— Наверно…
— Ну ладно… Ты попроси маму, чтобы так не горевала, нельзя же из-за этого всю жизнь себя изводить.
— Всю жизнь она не будет, — серьезно пообещала Варя.
И правда, через пару дней мама была уже почти такой, как прежде. Вечером она устроила Толику нагоняй за то, что лезет в постель с немытыми ногами, а утром — еще один: за то, что положил между листами копирку не той стороной:
— Разиня! Я могла испортить два десятка страниц!.. Кстати, ты сказал Арсению Викторовичу про третий экземпляр?
— Я заходил, а его дома нет…
— Целыми днями нет дома? Ох, займусь я тобой…
Толик порадовался маминому бодрому настроению и подмигнул Варе. А она ему. Тогда Толик отозвал Варю в коридор и веселым шепотом предложил:
— Знаешь что? Женилась бы ты скорее. То есть это, выходила бы замуж. Вот и будет мужчина в доме.
— Долго думал? — спросила Варя.
— Ага. Вчера целый вечер.
— Хорошо. Иди-ка сюда… — Варя сняла с гвоздя самодельную мухобойку из деревяшки и подошвы. Толик захохотал и ускакал во двор. Там его нашел Витя Ярцев, который появился со срочным известием.
Известие было такое: к Рафику из Казани приехал дядюшка, привез в подарок масляные краски, во-от такую коробку. Рафик на радостях пообещал всем нарисовать новые рыцарские гербы. Старые совсем пооблиняли, а у Толика и вообще никакого нет.
— Олег велел, чтобы ты придумал скорее, какой тебе надо…
Толик давно уже придумал, но стеснялся спросить Олега, можно ли сделать себе щит с эмблемой.
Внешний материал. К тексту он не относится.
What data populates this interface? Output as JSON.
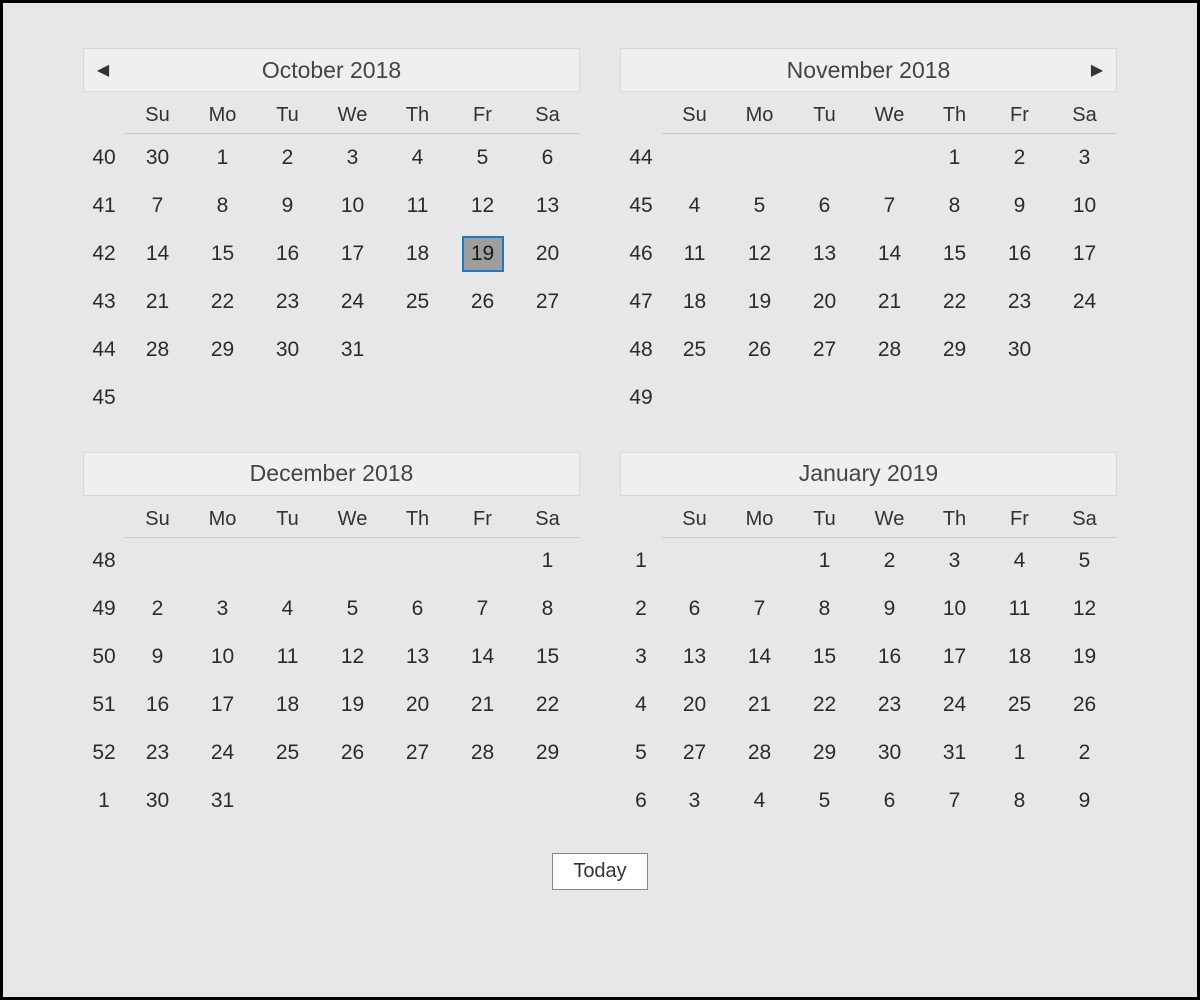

Щиты с гербами были у всех, кроме Толика. У Олега — скрещенные факел и меч на темно-синем фоне. У Мишки Гельмана — оранжевый щит, а на нем черно-белая мишень с перекрестьем. У Семена — крепостная башня на клетчатом фоне — что-то шахматное, хотя насчет шахмат он был ни в зуб ногой. У Вити — луна и солнце на черно-синем щите. Рафик нарисовал себе почему-то гибкого олененка из цветного мультипликационного фильма «Бэмби». Олененок, выгнувшись, летел над пушистыми деревьями. Это был совсем не грозный герб, но самый красивый. У Люси на черном щите желтела комета с хвостом, похожим на растрепанную косу.
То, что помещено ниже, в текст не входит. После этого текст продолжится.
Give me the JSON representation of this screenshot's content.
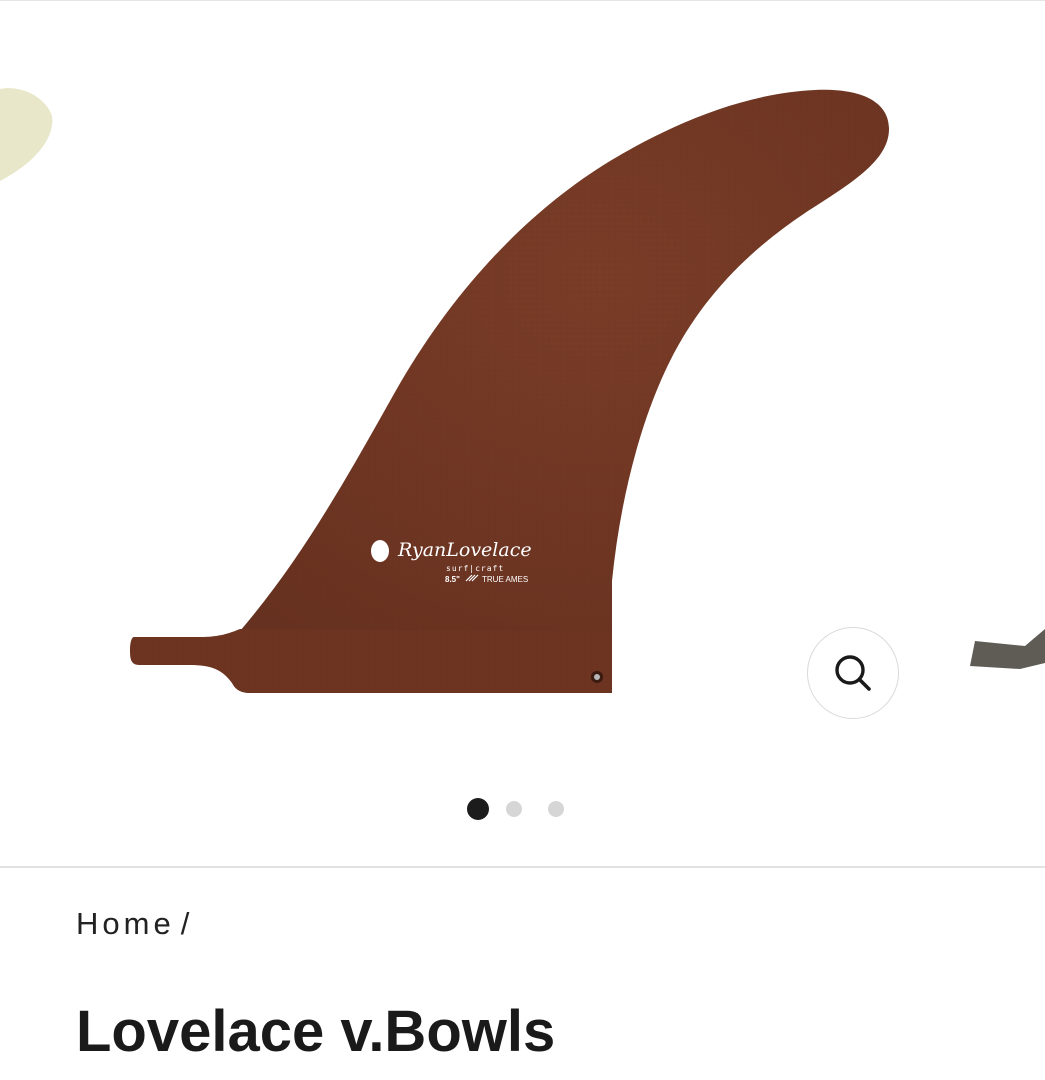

Даже у Шурки был щит — с голубыми и темно-синими полосками наискосок и желтыми буквами А. Р. — Александр Ревский. Шурка хотел что-нибудь боевое, но Олег не разрешил:
— Хватит пока и этого. Ты хотя и Александр, но Ревский, а не Невский…
Толик придумал себе, конечно, щит с якорем. А с чем же еще? Щит — синий, как море, якорь желтый, как начищенная корабельная медь, а в нем — черная буква Т. Она так хорошо врисовывается в якорное тело с перекладинкой.
— А теперь нарисуй звездочку, — попросил Рафика Толик и ткнул в верхний угол щита. — Красной краской. Маленькую…
Он насупился, ожидая, что Рафик спросит: зачем?
Но Рафик молча нарисовал. Маленькую и темно-красную. Как та суконная звездочка на шерстяном рукаве гимнастерки…
Олег сказал:
— Ты не забудь себе и меч сделать. Скоро начнем тренировки по фехтованию. Я книжку достал, там всякие приемы описаны…
— Я уже сделал, — признался Толик.
Новый герб прибили рядом с остальными. Олег похлопал по картону, потом по спине Толика:
— Твой щит на вратах Цареграда…
— Он всего «Вещего Олега» знает наизусть, — гордясь командиром, сказал Шурка. — И вообще все стихи Пушкина.
— Болтун ты, Шурка, — снисходительно отозвался Олег. — Кто же всего Пушкина может выучить?.. Я, конечно, знаю кое-что, но не так уж много. И вообще я больше люблю Лермонтова. Я его «Воздушный корабль» буду на концерте читать.
Оказалось, что, пока Толик выяснял семейные дела, робингуды затеяли новое дело. Решили дать концерт для окрестных жителей. Олег напомнил, что надо не только свистать по улицам, но и о пользе людей думать.
В саду, где ребята много раз играли в партизан и в пряталки, была концертная площадка. В давние годы здесь выступал оркестр, а во время войны сад заглох, и теперь до него еще ни у кого не доходили руки. Часть эстрады и многие скамейки растащили на дрова, но настил сцены чудом сохранился и даже не очень прогнил. Олег сказал, что для робингудовского концерта сгодится, артисты легкие. Главное не сцена, а репертуар.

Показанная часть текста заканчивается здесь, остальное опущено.